Early withdrawals from the labour market due to uptake of disability pensions are more likely to be from manual social classes. In the manual classes entry to the labour market is at a younger age and, in countries where pension age depends on length of service, this is achieved earlier than their non-manual peers. We could not reliably examine the effect of differences in socio-economic composition on the mortality differences between in-work and not-in-work between countries with these data. In England and Wales, before 2001, the question on education identified those with or without higher education (the overwhelming majority classified as without), and income has never been collected in any of the censuses. A possible comparable measure was occupational class but large proportions of the not-in-work in England and Wales or Turin were not allocated to social class in the earlier decades. In England and Wales, it was not until the 1991 census that current or previous occupation was reported regardless of current employment or health status. In Turin, class was assigned only to those in work and if not in work then information from previous censuses was used. Among men not-in-work in England and Wales, 40 % were not classified in 1971, 20 % in 1981, 28 % in 1991 and 11 % in 2001. The comparable proportions in Turin were 100 % in 1971, 26 % in 1981, 15 % in 1991 and 17 % in 2001. These proportions were larger for women even after assigning husband’s class or class from information in previous census. However, bearing these caveats in mind, adjusting the RRs for not-in-work versus in-work for social class did not affect the between-country differences. For e.g., in 2001–2005, among men the RRs adjusted for class were as follows: Finland 3.70 (95 % CI 3.52–3.88), England and Wales 2.23 (2.04–2.44), Turin 1.63 (1.50–1.77). In 2001–2005, among women the adjusted RR for Finland for all not-in- work was 4.10 (3.80–4.43), and the RRs for England and Wales looking after home/family 1.54 (1.30–1.82), other not-in-work 3.01(2.61–3.48), and for Turin looking after home/family 1.41 (1.23–1.62) and other not-in-work 2.06 (1.79–2.38).

Conclusion

Long-term trends in work status and mortality around retirement age in different welfare regimes have not been reported before. Mortality of the not-in-work was highest in Finland and lowest in Turin, and these differentials increased over time. Women’s increasing employment may account for a trend of rising relative mortality disadvantage of those not-in-work.

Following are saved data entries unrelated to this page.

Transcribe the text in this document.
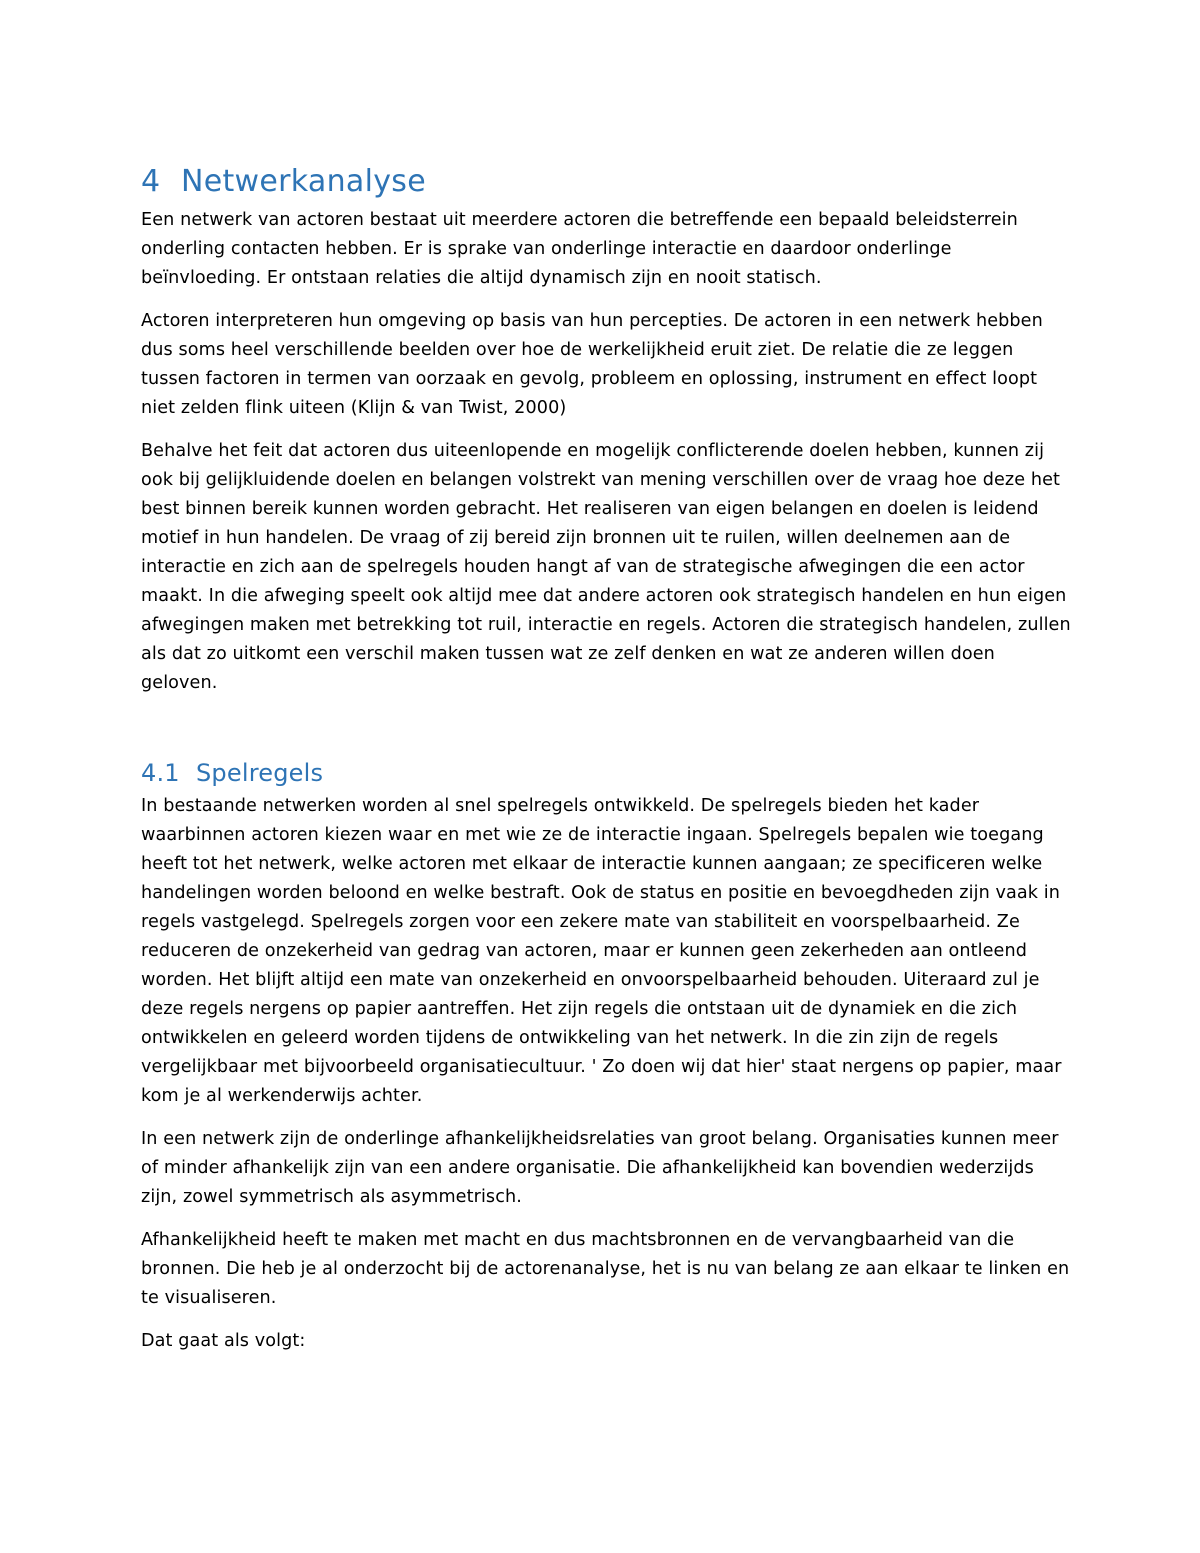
4 Netwerkanalyse

Een netwerk van actoren bestaat uit meerdere actoren die betreffende een bepaald beleidsterrein onderling contacten hebben. Er is sprake van onderlinge interactie en daardoor onderlinge beïnvloeding. Er ontstaan relaties die altijd dynamisch zijn en nooit statisch.

Actoren interpreteren hun omgeving op basis van hun percepties. De actoren in een netwerk hebben dus soms heel verschillende beelden over hoe de werkelijkheid eruit ziet. De relatie die ze leggen tussen factoren in termen van oorzaak en gevolg, probleem en oplossing, instrument en effect loopt niet zelden flink uiteen (Klijn & van Twist, 2000)

Behalve het feit dat actoren dus uiteenlopende en mogelijk conflicterende doelen hebben, kunnen zij ook bij gelijkluidende doelen en belangen volstrekt van mening verschillen over de vraag hoe deze het best binnen bereik kunnen worden gebracht. Het realiseren van eigen belangen en doelen is leidend motief in hun handelen. De vraag of zij bereid zijn bronnen uit te ruilen, willen deelnemen aan de interactie en zich aan de spelregels houden hangt af van de strategische afwegingen die een actor maakt. In die afweging speelt ook altijd mee dat andere actoren ook strategisch handelen en hun eigen afwegingen maken met betrekking tot ruil, interactie en regels. Actoren die strategisch handelen, zullen als dat zo uitkomt een verschil maken tussen wat ze zelf denken en wat ze anderen willen doen geloven.

4.1 Spelregels

In bestaande netwerken worden al snel spelregels ontwikkeld. De spelregels bieden het kader waarbinnen actoren kiezen waar en met wie ze de interactie ingaan. Spelregels bepalen wie toegang heeft tot het netwerk, welke actoren met elkaar de interactie kunnen aangaan; ze specificeren welke handelingen worden beloond en welke bestraft. Ook de status en positie en bevoegdheden zijn vaak in regels vastgelegd. Spelregels zorgen voor een zekere mate van stabiliteit en voorspelbaarheid. Ze reduceren de onzekerheid van gedrag van actoren, maar er kunnen geen zekerheden aan ontleend worden. Het blijft altijd een mate van onzekerheid en onvoorspelbaarheid behouden. Uiteraard zul je deze regels nergens op papier aantreffen. Het zijn regels die ontstaan uit de dynamiek en die zich ontwikkelen en geleerd worden tijdens de ontwikkeling van het netwerk. In die zin zijn de regels vergelijkbaar met bijvoorbeeld organisatiecultuur. ' Zo doen wij dat hier' staat nergens op papier, maar kom je al werkenderwijs achter.

In een netwerk zijn de onderlinge afhankelijkheidsrelaties van groot belang. Organisaties kunnen meer of minder afhankelijk zijn van een andere organisatie. Die afhankelijkheid kan bovendien wederzijds zijn, zowel symmetrisch als asymmetrisch.

Afhankelijkheid heeft te maken met macht en dus machtsbronnen en de vervangbaarheid van die bronnen. Die heb je al onderzocht bij de actorenanalyse, het is nu van belang ze aan elkaar te linken en te visualiseren.

Dat gaat als volgt:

However, it remains difficult to disentangle whether these mortality differentials reflect varying and changing selection effects or possibly differentials in the working of the welfare regimes with regards to replacement ratios. Welfare regime theory relates mostly to working life income protection and the allocation of welfare within societies; perhaps the altered ageing and gender contexts of health at the end of working life require equal emphasis in welfare theory.